Oleh: Ismar Ramadani
Hampir sebulan sejak tanggal 26 November 2025 dimana sebagain besar wilayah Aceh mengalami longsor dan banjir bandang. Setiap aliran sungai meluap membawa semua material dari dataran tinggi ke wilayah yang lebih rendah. Rumah, hancur, desa terhapus dan sejumlah jiwa terbawa bersama dengan arus air. Sebagian besar jalur tranportasi juga mengalami kelumpuhan.
Saya ingat betul setelah hujan yang terjadi hampir tiga harian, tidak lama berselang terjadi panic buying di Kecamatan Jagong Jeget dan menurut cerita hal yang sama juga terjadi di Takengon, Aceh Tengah.
Dampak dari berbelanja yang dipenuhi rasa takut akan stok bahan makanan menyebabkan sejumlah pedagang menaikkan harga meskipun bahan adalah stok lama. Tak ayal, harga beras dan barang lain melambung tinggi, termasuk pertamax, solar yang mencapai Rp.80.000/liter.
Fenomena diatas kemudian diangkat oleh Kennews sebagai ‘Mereka yang mendulang gigi emas pada masa bencana.
https://kennews.id/2025/12/15/para-pendulang-gigi-emas-di-tengah-bencana/. Opini menunjukkan bagaimana pedagang mengambil keuntungan dalam kondisi bencana. Ini tidak hanya membuat kesal penulis namun juga beberapa teman yang saya temui.
Mereka terkejut dengan sikap para pedagang yang lebih memilih jalan pintas untuk mendapatkan keuntungan.
“Kalau kita liat, dia orang yang rajin shalat bahkan ke masjid”, ini merupakan ungkapan tidak percaya atas perbedaan sikap seseorang dalam beribadah dan berdagang.
Menurut sang teman, sikap pedagang sedikit mengurangi rasa hormatnya kepada pedagang tersebut. Saya akui memang ada kenaikan harga yang tidak wajar, apalgi saat kita tahu bahwa itu adalah barang lama.
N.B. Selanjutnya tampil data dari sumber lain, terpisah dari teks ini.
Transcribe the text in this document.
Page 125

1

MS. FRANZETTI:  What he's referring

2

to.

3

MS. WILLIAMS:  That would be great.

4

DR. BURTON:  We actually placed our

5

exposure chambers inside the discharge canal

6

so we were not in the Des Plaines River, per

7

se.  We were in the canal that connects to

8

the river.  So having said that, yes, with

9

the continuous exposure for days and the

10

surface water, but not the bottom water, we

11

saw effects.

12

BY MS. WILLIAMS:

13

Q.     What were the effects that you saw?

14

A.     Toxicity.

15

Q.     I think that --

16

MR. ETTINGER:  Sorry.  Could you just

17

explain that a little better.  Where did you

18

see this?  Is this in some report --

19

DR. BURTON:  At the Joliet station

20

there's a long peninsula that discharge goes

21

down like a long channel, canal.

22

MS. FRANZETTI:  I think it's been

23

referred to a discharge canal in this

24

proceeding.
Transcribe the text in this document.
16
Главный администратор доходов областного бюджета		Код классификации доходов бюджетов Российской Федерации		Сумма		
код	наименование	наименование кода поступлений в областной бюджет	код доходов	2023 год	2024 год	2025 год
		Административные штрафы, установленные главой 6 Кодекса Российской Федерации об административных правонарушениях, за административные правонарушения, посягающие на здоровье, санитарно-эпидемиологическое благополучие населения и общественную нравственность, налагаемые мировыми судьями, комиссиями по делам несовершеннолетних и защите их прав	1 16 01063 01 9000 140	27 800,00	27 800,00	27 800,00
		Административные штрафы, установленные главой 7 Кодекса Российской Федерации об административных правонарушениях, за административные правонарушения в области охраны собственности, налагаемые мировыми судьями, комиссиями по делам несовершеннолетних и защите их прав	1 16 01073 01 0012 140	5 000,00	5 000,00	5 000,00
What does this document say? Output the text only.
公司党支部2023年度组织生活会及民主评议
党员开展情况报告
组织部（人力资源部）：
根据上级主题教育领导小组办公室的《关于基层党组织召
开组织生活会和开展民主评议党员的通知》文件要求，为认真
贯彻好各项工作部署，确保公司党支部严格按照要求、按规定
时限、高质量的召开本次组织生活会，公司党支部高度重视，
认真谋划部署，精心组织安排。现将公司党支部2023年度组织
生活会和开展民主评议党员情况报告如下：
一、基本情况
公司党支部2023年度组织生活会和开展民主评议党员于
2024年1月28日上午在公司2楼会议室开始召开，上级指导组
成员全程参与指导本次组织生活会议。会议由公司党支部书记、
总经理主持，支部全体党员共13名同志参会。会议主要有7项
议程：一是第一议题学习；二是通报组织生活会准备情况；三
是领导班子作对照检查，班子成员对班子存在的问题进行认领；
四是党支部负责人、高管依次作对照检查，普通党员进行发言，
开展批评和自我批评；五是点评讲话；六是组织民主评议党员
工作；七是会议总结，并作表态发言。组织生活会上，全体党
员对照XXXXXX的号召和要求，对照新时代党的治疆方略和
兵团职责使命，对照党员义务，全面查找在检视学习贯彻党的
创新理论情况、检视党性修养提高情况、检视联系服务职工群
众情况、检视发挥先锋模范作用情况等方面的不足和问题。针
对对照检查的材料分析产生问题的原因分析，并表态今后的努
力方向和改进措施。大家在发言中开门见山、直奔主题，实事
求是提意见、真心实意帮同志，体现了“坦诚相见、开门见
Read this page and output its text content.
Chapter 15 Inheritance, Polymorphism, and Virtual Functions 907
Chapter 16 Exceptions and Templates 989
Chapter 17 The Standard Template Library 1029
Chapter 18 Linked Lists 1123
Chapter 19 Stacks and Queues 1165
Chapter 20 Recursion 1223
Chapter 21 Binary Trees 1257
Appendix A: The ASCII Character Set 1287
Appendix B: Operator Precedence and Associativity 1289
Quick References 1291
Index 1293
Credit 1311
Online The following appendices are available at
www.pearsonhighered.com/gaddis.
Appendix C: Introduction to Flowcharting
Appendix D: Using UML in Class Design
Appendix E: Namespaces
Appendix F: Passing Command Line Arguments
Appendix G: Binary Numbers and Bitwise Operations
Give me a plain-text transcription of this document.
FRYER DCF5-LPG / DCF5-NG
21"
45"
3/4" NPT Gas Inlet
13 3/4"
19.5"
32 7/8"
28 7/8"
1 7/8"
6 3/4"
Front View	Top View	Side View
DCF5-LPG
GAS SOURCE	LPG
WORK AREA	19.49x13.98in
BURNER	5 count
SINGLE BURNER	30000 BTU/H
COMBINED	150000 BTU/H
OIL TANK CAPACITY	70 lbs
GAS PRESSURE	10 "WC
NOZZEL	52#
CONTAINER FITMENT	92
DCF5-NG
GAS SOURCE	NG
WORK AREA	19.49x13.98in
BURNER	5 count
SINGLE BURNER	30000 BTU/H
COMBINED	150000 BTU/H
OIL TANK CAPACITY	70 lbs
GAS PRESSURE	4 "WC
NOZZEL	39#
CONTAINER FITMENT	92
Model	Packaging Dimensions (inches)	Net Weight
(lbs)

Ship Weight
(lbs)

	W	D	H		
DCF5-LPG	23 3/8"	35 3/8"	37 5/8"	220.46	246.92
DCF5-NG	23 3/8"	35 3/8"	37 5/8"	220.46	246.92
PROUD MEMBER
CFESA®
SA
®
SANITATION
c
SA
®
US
Mereka yang memilih untuk membantu
Namun saat saya berbelanja tanggal 28 November 2025, saya menemukan pedagang yang memilih untuk menjual dengan harga normal. Meski karena alasan ini sejumlah barang di warung miliknya habis. Saat kami berdiskusi singkat tentang panic buying dan harga yang tinggi dia mengatakan bahwa dia ingin membantu warga mendapatkan barang barang dengan harga biasa.
Baginya, mengambil keuntungan disaat semua orang sedang menghadapi bencana bukanlah Langkah yang bijak. Saya juga berbincang dengan pedagang lain yang melakukan hal yang sama.
Bahkan saat semua orang memborong beras, mereka sengaja menyisakan untuk para lansia yang otomatis tidak mengetahui apa yang sedang terjadi. Selain itu, dia juga sudah membuat kebijakan untuk menjatah bahan bahan agar terbagi merata bagi semua warga.
Ditempat lain, seorang teman bercerita dia masih menemukan pengusaha tempe yang menjual dengan harga normal disaat kenaikan produk ini terjadi dimana mana.
Dari Banda Aceh, seorang teman yang lain pagi ini memberitahu, Gayobest yang merupakan home roastery langganannya masih memberi harga yang sama untuk produk kopi, karena itu merupakan stok lama. Dia begitu tersentuh dengan kebaikan ini.
Terkadang, ditengah situasi chaos semacam ini, kehadiran orang orang baik memberikan kekuatan yang besar. Mereka adalah orang orang yang lebih memilih hati yang lapang daripada gigi emas. Tidak banyak orang yang sadar bahwa kapital sosial itu lebih berharga dari pada lembaran uang yang dapat dengan mudah kehilangan nilai.
Semoga sikap pedagang baik ini tersebar diseluruh Lokasi bencana dengan kebaikan sederhana yang luar biasa sehingga dapat menjadi penyemangat bagi Gayo untuk bangkit lebih baik.